TL;DR if you are not deploying services to the codfw kubernetes
cluster, you can safely skip this.

Long version:

After having tested twice our cluster reinitialization procedure, this
week we will be reinitializing our codfw kubernetes cluster. All
traffic will be drained from it beforehand and we expect no user
visible impact. However, for the duration of the process, the
kubernetes codfw cluster will be unavailable to deployers and thus
efforts to deploy to it will fail or worse, not have the expected
outcomes.
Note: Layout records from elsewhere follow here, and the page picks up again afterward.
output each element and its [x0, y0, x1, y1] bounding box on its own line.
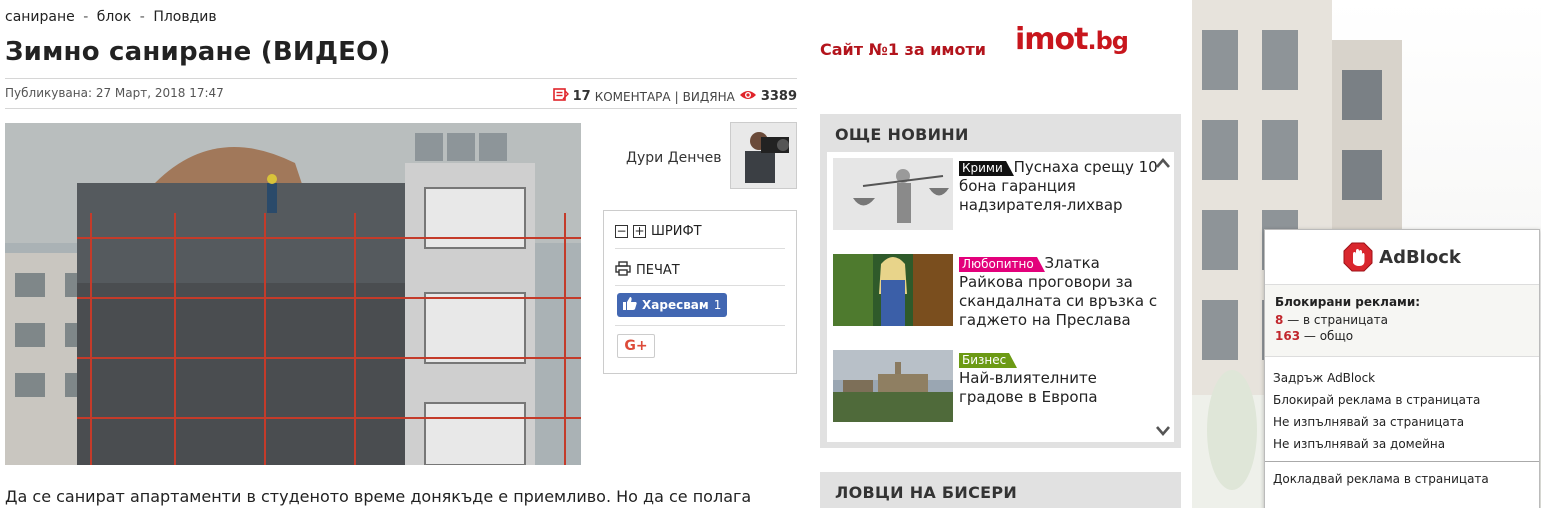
divider: [5, 108, 797, 109]
adblock-menu: Задръж AdBlock Блокирай реклама в страни…: [1265, 357, 1539, 490]
more-news-header: ОЩЕ НОВИНИ: [835, 125, 969, 144]
news-item[interactable]: Крими Пуснаха срещу 10 бона гаранция над…: [833, 158, 1158, 232]
more-news-widget: ОЩЕ НОВИНИ Крими Пуснаха срещу 10 бона г…: [820, 114, 1181, 448]
print-button[interactable]: ПЕЧАТ: [615, 261, 785, 280]
thumbs-up-icon: [623, 297, 637, 313]
font-size-control: − + ШРИФТ: [615, 224, 785, 239]
news-list: Крими Пуснаха срещу 10 бона гаранция над…: [827, 152, 1174, 442]
chevron-up-icon[interactable]: [1156, 156, 1170, 172]
adblock-dont-run-page-item[interactable]: Не изпълнявай за страницата: [1273, 411, 1531, 433]
logo-domain: .bg: [1087, 27, 1129, 55]
pearl-hunters-widget: ЛОВЦИ НА БИСЕРИ: [820, 472, 1181, 508]
comments-label[interactable]: КОМЕНТАРА: [595, 90, 671, 104]
page: саниране - блок - Пловдив Зимно саниране…: [0, 0, 1541, 508]
divider: [615, 325, 785, 326]
promo-text: Сайт №1 за имоти: [820, 40, 986, 59]
blocked-total-count: 163: [1275, 329, 1301, 343]
article-tools: − + ШРИФТ ПЕЧАТ Харесвам 1 G+: [603, 210, 797, 374]
adblock-report-item[interactable]: Докладвай реклама в страницата: [1273, 468, 1531, 490]
news-text[interactable]: Бизнес Най-влиятелните градове в Европа: [959, 350, 1159, 407]
comments-icon[interactable]: [552, 88, 569, 105]
divider: [615, 285, 785, 286]
pearl-hunters-header: ЛОВЦИ НА БИСЕРИ: [835, 483, 1018, 502]
news-item[interactable]: Любопитно Златка Райкова проговори за ск…: [833, 254, 1157, 329]
font-increase-icon[interactable]: +: [633, 225, 646, 238]
article-tags: саниране - блок - Пловдив: [5, 9, 217, 25]
adblock-pause-item[interactable]: Задръж AdBlock: [1273, 367, 1531, 389]
blocked-page-count: 8: [1275, 313, 1284, 327]
blocked-label: Блокирани реклами:: [1275, 295, 1421, 309]
adblock-dont-run-domain-item[interactable]: Не изпълнявай за домейна: [1273, 433, 1531, 455]
tag-link[interactable]: Пловдив: [153, 9, 216, 25]
news-item[interactable]: Бизнес Най-влиятелните градове в Европа: [833, 350, 1153, 424]
views-count: 3389: [760, 89, 797, 104]
divider: [5, 78, 797, 79]
adblock-header: AdBlock: [1265, 230, 1539, 285]
like-label: Харесвам: [642, 298, 709, 312]
article-photo[interactable]: [5, 123, 581, 465]
stats-separator: |: [674, 89, 679, 104]
imot-promo-banner[interactable]: Сайт №1 за имоти imot.bg: [820, 20, 1180, 70]
chevron-down-icon[interactable]: [1156, 424, 1170, 440]
author-name[interactable]: Дури Денчев: [626, 150, 722, 166]
news-category[interactable]: Бизнес: [959, 353, 1018, 368]
news-category[interactable]: Любопитно: [959, 257, 1045, 272]
tag-link[interactable]: блок: [97, 9, 132, 25]
divider: [615, 248, 785, 249]
tag-separator: -: [139, 9, 145, 25]
adblock-block-ad-item[interactable]: Блокирай реклама в страницата: [1273, 389, 1531, 411]
blocked-total-line: 163 — общо: [1275, 328, 1529, 344]
font-label: ШРИФТ: [651, 224, 702, 239]
facebook-like-button[interactable]: Харесвам 1: [617, 293, 727, 317]
blocked-page-label: — в страницата: [1287, 313, 1388, 327]
news-thumbnail[interactable]: [833, 254, 953, 326]
adblock-stats: Блокирани реклами: 8 — в страницата 163 …: [1265, 285, 1539, 357]
eye-icon: [739, 89, 757, 104]
like-count: 1: [713, 298, 722, 312]
news-thumbnail[interactable]: [833, 158, 953, 230]
print-label: ПЕЧАТ: [636, 263, 680, 278]
comments-count[interactable]: 17: [573, 89, 591, 104]
article-title: Зимно саниране (ВИДЕО): [5, 37, 391, 67]
divider: [1265, 461, 1539, 462]
imot-logo: imot.bg: [1015, 22, 1129, 57]
adblock-title: AdBlock: [1379, 246, 1461, 268]
logo-main: imot: [1015, 22, 1088, 57]
font-decrease-icon[interactable]: −: [615, 225, 628, 238]
article-stats: 17 КОМЕНТАРА | ВИДЯНА 3389: [552, 88, 797, 105]
blocked-page-line: 8 — в страницата: [1275, 312, 1529, 328]
news-category[interactable]: Крими: [959, 161, 1014, 176]
blocked-total-label: — общо: [1303, 329, 1354, 343]
author-avatar[interactable]: [730, 122, 797, 189]
article-lead: Да се санират апартаменти в студеното вр…: [5, 487, 752, 506]
news-thumbnail[interactable]: [833, 350, 953, 422]
tag-link[interactable]: саниране: [5, 9, 75, 25]
news-title[interactable]: Най-влиятелните градове в Европа: [959, 369, 1098, 406]
views-label: ВИДЯНА: [682, 89, 735, 104]
adblock-popup: AdBlock Блокирани реклами: 8 — в страниц…: [1264, 229, 1540, 508]
adblock-hand-icon: [1343, 242, 1373, 272]
google-plus-button[interactable]: G+: [617, 334, 655, 358]
tag-separator: -: [83, 9, 89, 25]
published-date: Публикувана: 27 Март, 2018 17:47: [5, 86, 224, 100]
news-text[interactable]: Любопитно Златка Райкова проговори за ск…: [959, 254, 1159, 330]
print-icon: [615, 261, 631, 280]
news-text[interactable]: Крими Пуснаха срещу 10 бона гаранция над…: [959, 158, 1159, 215]
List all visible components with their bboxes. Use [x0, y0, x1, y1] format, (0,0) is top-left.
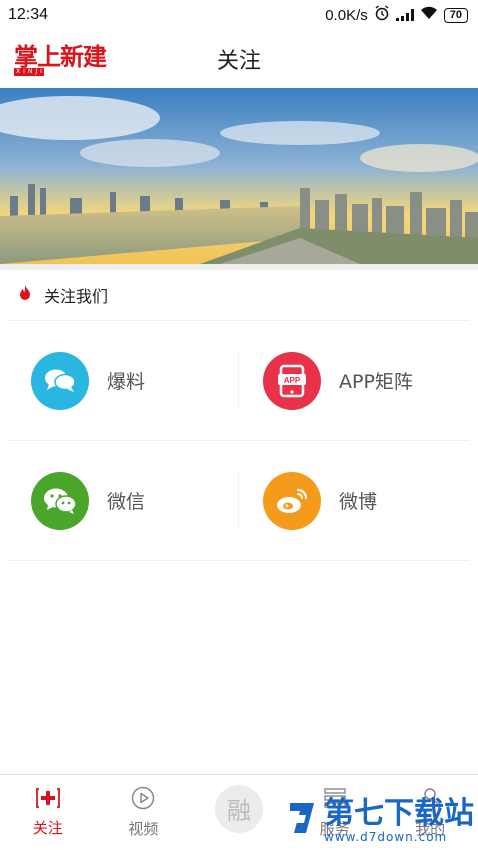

This is normal until SRE serviceops announces that the
cluster is fully operational again.

SRE service-ops will be deploying all services before marking the
cluster as usable and pooling traffic back to it, so there will be no
need for deployers to re-deploy their services.

For your convenience the list of services that are currently deployed
on that cluster is: apertium api-gateway blubberoid changeprop
changeprop-jobqueue citoid cxserver echostore eventgate-analytics
eventgate-analytics-external eventgate-logging-external eventgate-main
eventstreams eventstreams-internal linkrecommendation mathoid
mobileapps proton push-notifications recommendation-api sessionstore
similar-users termbox wikifeeds zotero

Regards,

-- 
Alexandros Kosiaris
Principal Site Reliability Engineer
Wikimedia Foundation